Tlou Segolela

Personal information
- Full name: Tlou Mashedi Segolela
- Date of birth: 1 April 1988 (age 37)
- Place of birth: Moletjie, South Africa
- Height: 1.71 m (5 ft 7+1⁄2 in)
- Position(s): Winger

Team information
- Current team: Magesi (Reserves manager)

Youth career
- Seemole FC
- –2007: Orlando Pirates

Senior career*
- Years: Team / Apps / (Gls)
- 2007–2015: Orlando Pirates / 100 / (13)
- 2009–2010: → Bloemfontein Celtic (loan) / 38 / (7)
- 2015–2016: Platinum Stars / 25 / (1)
- 2017: Polokwane City / 6 / (0)
- 2018–2020: Polokwane City Rovers

International career
- 2010–2015: South Africa / 9 / (3)

Managerial career
- 2023–2024: Platinum City Rovers
- 2025–: Magesi (Reserves manager)

= Tlou Segolela =

South African soccer player

Tlou Segolela (born 1 April 1988) is a retired South African association football midfielder who played as a right winger and current manager.

Segolela was born in Moletjie near Polokwane, Transvaal, and has been nicknamed "Gautrain" and "Riya Vaya", which means "here we go", by fans in recognition of his speed.

He was the part of Orlando pirates team which won Double-Treble titles in two successive seasons (2011–12 & 2010–11), which include two league titles. His most notable contribution was a famous corner kick which resulted in a goal by Isaac Chansa just outside the box in the 85th minute, on the last game-day of the season. Pirates were deadlocked at 1–1 against Arrows at the time, and needed a goal to win the League title for the first time in 7 years. As a result of Chansa's goal, the full-time score was 2–1 to Pirates.

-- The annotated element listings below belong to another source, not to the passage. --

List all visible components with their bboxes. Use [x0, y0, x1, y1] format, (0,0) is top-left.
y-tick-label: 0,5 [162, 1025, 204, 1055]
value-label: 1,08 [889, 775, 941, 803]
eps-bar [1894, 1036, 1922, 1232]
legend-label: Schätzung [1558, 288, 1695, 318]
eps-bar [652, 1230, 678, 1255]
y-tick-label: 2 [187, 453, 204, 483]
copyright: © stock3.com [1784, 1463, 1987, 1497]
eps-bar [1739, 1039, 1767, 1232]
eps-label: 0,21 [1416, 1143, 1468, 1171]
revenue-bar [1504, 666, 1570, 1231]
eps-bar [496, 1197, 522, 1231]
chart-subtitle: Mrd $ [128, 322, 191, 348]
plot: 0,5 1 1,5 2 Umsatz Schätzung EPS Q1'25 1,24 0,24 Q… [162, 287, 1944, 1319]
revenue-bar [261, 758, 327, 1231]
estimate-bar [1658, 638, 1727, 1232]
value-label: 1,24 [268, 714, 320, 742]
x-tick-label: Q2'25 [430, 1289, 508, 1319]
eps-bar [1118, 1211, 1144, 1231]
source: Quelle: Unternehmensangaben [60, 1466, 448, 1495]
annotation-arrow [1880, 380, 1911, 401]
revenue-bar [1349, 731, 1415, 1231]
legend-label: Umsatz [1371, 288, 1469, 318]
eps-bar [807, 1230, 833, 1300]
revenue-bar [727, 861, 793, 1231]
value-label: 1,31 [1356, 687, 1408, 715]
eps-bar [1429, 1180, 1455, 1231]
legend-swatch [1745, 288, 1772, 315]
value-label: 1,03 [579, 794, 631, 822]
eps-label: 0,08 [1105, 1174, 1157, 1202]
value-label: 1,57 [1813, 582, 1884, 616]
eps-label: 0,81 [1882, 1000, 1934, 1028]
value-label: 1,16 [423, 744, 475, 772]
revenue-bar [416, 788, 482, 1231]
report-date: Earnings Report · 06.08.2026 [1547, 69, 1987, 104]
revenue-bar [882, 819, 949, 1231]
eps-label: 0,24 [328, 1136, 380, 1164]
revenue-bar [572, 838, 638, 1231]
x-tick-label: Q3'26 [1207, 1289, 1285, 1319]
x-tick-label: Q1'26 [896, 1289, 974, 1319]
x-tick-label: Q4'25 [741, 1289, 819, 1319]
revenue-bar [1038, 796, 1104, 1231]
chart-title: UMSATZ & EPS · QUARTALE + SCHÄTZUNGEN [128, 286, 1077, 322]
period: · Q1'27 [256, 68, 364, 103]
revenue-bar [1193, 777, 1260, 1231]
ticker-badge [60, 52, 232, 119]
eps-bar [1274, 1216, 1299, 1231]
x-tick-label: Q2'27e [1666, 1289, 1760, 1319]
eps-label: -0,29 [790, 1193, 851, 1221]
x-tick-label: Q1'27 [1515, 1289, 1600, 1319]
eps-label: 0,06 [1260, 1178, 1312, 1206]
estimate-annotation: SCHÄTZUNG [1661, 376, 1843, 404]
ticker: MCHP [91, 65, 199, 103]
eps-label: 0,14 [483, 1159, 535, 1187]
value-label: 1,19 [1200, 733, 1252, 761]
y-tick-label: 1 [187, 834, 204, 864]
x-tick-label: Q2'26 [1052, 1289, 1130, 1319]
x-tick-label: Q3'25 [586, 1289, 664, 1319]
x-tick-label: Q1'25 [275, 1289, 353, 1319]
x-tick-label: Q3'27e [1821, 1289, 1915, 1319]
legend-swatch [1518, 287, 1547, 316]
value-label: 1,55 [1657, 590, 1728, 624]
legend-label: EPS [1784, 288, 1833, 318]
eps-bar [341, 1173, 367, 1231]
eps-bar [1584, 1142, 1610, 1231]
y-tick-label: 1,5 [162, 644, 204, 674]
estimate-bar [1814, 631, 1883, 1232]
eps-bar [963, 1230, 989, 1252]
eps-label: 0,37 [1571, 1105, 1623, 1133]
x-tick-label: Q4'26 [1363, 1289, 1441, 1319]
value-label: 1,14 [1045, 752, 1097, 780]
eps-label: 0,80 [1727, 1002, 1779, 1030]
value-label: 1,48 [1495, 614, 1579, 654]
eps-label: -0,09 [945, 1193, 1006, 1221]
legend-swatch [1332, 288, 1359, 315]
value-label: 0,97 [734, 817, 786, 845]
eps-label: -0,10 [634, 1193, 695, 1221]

Tlou Segolela collected the Goal of the season award for one he scored against Free States Stars in the Botchabelo Stadium. Taking the ball just inside his own half and without support from teammates, he defeated 4 to 5 defenders. The FS Stars keeper came out of his line and Segolela scored past the keeper. That goal was compared to Maradona's one in 1986 FIFA world cup in Mexico, because of its similarities.

==International career==
He made his debut for South Africa in 2010 and has so far been capped four times scoring twice

===International goals===
Scores and results list South Africa's goal tally first.

| Goal | Date | Venue | Opponent | Score | Result | Competition |
|---|---|---|---|---|---|---|
| 1. | 2 June 2013 | Setsoto Stadium, Maseru, Lesotho | Lesotho | 1–0 | 2–0 | Friendly |
| 2. | 2 June 2013 | Setsoto Stadium, Maseru, Lesotho | Lesotho | 2–0 | 2–0 | Friendly |
| 3. | 22 May 2015 | Mogwase Stadium, Mogwase, South Africa | Malawi | 1–0 | 2–1 | Friendly |

==Managerial career==
After his retirement as a player, Segolela took on the role of 'Club Manager' at Polokwane City Rovers, which later changed its name to Platinum City Rovers. He held that position until December 2023, when he was promoted to head coach of the club. He was sacked on 30 April 2024.

In August 2024, Segolela was appointed as a part of Magesi FC's technical staff, probably as a Team Manager. In January 2025, he became head coach of the clubs reserve team.